El resultado de las consultas de Manuela Carmena, conocido este lunes, demuestra por sí solo por qué merecerán ser recordadas como el experimento socioelectoral más absurdo, pretencioso y caro de la historia reciente. Cerca de 212.000 madrileños han participado en una ficción democrática que ha costado a las arcas públicas 1,1 millones de euros, lo que supone algo más de cinco euros por cada papeleta emitida. 

En teoría, se trataba de que los ciudadanos hicieran valer su derecho a decidir sobre cuestiones cruciales del planeamiento urbano y sobre el rumbo político que ha de emprender el equipo de Gobierno de Ahora Madrid. En la práctica, el Ayuntamiento ha dado apariencia de legalidad a una burla a la democracia representativa. El cúmulo de trampas sobre el que Carmena y su equipo han sostenido sus referendos populares debería servir para prevenirnos de este tipo de procesos participativos en los que la ilusión asamblearia se compara con la legitimidad de las urnas.

La participación registrada ha resultado tan baja que en modo alguno pueden tomarse en consideración los resultados: que en una ciudad de 3,2 millones de personas poco más de 83.000 -el 2%- se manifiesten a favor de la peatonalización de la Gran Vía -por ir a la consulta más trascendentes- sólo puede resultar irrelevante.

Nula representatividad

Además de su nula representatividad, el proceso ha sido apuntalado con preguntas teledirigidas, generalistas y -en ocasiones- sobre cuestiones que superan con creces las competencias municipales.
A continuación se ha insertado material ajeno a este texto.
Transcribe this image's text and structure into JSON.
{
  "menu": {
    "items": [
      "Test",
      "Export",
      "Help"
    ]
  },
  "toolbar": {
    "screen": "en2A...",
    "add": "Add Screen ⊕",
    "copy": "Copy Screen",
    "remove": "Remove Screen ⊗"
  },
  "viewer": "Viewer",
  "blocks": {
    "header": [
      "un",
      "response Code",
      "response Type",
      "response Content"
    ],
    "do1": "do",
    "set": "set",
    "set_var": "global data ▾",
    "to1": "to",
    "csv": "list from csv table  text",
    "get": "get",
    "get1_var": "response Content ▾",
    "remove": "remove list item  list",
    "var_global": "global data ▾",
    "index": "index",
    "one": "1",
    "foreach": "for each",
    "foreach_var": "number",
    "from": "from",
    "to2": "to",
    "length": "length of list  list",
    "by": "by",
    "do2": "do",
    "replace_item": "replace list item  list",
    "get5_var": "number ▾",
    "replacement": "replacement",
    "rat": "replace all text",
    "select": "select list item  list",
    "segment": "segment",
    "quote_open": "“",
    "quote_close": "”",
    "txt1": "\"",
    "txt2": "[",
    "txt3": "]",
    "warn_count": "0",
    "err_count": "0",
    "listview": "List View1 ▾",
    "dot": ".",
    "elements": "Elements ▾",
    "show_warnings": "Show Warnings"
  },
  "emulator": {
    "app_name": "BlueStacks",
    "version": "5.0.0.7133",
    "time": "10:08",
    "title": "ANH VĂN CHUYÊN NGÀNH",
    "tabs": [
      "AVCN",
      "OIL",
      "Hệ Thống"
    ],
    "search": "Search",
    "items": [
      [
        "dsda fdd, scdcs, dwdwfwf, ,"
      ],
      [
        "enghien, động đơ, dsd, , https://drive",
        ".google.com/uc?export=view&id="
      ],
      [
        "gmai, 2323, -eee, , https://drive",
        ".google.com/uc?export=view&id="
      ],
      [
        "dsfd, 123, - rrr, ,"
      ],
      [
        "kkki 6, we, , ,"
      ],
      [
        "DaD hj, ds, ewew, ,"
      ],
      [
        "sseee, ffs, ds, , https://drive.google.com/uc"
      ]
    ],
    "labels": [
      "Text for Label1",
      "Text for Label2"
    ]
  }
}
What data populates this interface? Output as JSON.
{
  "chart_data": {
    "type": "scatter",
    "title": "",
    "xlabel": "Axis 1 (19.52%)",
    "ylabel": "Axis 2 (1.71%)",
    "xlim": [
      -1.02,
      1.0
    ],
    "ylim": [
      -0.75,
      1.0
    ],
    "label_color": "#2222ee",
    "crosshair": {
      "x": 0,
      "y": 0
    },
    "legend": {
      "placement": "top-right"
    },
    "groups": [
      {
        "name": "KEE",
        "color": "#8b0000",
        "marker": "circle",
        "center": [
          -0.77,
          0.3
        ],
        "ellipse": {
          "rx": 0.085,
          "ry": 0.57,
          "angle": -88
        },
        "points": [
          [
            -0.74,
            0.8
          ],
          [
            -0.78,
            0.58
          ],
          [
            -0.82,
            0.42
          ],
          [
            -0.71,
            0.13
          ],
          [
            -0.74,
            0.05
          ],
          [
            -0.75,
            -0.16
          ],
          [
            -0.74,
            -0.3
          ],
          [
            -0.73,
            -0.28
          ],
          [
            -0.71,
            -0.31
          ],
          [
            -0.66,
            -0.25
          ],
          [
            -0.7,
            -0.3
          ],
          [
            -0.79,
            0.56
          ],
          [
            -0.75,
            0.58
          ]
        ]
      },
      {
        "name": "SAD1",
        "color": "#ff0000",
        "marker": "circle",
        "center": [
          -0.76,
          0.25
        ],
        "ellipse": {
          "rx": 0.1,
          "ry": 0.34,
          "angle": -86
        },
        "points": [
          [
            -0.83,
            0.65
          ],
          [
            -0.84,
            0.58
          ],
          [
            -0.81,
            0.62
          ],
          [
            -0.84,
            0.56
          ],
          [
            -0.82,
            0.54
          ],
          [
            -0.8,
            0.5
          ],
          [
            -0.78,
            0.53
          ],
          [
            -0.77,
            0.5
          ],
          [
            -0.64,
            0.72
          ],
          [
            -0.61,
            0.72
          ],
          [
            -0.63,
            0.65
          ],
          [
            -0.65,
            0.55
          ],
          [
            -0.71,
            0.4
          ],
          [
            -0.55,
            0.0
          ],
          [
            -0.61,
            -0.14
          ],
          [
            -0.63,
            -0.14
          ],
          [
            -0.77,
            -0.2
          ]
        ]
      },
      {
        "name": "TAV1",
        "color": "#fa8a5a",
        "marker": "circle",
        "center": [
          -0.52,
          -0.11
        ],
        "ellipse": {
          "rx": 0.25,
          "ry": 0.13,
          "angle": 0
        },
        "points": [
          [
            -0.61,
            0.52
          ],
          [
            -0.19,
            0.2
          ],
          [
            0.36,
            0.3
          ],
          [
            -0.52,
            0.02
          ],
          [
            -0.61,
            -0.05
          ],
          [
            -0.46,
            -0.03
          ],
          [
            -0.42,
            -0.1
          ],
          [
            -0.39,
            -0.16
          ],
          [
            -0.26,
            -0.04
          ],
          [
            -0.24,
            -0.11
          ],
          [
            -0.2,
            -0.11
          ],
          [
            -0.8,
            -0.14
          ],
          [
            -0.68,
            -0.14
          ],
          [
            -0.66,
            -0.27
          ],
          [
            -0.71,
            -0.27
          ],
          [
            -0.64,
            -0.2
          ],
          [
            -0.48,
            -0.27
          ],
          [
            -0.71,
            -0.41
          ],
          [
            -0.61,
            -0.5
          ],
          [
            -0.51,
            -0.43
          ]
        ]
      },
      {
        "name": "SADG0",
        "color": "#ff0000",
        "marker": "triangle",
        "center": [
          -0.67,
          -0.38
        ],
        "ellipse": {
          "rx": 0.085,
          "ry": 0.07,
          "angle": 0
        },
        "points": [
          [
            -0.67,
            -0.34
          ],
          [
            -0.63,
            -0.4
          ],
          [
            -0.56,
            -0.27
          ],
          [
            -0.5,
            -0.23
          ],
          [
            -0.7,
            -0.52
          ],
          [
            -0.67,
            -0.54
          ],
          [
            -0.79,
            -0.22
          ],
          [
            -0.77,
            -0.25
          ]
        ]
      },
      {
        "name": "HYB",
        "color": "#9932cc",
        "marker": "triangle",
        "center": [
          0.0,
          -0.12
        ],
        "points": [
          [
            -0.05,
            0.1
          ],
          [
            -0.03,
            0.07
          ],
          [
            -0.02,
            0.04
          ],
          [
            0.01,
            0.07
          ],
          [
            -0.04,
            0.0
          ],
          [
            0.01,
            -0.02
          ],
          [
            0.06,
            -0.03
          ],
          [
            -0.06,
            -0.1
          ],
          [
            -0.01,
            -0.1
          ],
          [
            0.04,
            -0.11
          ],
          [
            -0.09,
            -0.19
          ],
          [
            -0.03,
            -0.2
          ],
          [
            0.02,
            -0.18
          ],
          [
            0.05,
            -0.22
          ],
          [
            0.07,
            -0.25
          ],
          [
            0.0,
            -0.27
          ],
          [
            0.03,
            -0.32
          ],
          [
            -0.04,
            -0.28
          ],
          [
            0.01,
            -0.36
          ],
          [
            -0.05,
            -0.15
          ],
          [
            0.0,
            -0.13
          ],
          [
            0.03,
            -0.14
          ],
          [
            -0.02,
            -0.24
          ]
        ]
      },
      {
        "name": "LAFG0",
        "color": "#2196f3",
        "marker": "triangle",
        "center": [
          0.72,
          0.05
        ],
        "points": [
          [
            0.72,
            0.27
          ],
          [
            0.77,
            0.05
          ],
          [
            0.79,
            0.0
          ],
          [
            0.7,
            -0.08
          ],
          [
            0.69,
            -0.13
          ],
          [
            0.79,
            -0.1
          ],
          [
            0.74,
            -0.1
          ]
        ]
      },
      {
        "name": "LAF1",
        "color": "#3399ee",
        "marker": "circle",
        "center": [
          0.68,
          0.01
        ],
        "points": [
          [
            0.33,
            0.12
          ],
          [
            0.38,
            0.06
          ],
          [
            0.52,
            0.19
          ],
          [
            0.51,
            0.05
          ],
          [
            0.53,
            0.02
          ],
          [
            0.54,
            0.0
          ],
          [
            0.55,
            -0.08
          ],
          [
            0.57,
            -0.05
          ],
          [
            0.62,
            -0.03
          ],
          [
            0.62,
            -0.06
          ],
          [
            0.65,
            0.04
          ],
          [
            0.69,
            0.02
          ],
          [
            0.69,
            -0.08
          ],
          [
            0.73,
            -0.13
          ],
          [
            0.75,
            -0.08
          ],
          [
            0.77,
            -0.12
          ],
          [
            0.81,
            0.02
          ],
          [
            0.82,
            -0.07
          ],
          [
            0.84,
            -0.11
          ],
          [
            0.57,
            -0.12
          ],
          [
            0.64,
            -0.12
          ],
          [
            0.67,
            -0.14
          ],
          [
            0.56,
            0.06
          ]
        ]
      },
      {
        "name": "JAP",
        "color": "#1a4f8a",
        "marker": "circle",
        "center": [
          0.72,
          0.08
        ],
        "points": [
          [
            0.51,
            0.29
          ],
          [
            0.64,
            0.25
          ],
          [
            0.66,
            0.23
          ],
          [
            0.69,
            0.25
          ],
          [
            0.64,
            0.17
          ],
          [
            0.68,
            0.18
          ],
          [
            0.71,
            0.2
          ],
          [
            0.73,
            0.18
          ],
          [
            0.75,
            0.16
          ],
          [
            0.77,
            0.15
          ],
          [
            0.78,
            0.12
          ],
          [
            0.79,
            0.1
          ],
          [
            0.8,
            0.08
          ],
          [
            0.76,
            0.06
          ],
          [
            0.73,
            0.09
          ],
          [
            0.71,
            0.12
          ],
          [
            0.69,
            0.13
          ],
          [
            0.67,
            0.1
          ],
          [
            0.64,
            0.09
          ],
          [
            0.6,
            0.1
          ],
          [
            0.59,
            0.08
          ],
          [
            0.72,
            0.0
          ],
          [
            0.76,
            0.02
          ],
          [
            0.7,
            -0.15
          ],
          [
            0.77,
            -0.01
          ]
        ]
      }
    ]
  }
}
Además, los censos eran arbitrarios, de tal modo que unas cuestiones eran votadas por un solo distrito y otras por toda la ciudad. Por otro lado, en los procesos han participado los simpatizantes más movilizados de Ahora Madrid, que se han encargado de vigilar el escrutinio y el recuento. Es decir, el procedimiento empleado era cualquier cosa menos garantista.

Preguntar a los ciudadanos si quieren una ciudad más sostenible sin explicar qué decisiones habrán de adoptarse para lograr esa sostenibilidad resulta tan gratuito como hacerlo sobre el tipo de billetes de transporte público cuando el servicio no es competencia de la corporación y, por tanto, no tiene capacidad decisoria. Se podrá alegar que no es malo conocer la opinión de los ciudadanos. Sin embargo, la ciudadanía ya se expresa en elecciones a partir de programas contrastables que se convierten en compromisos firmes. 

Ni Manuela Carmena ni nadie deberían poner urnas en la calle para intentar dar legitimidad a sus tentaciones populistas. Su simulacro de democracia no puede justificar un cambio sustancial en el urbanismo de la capital de España.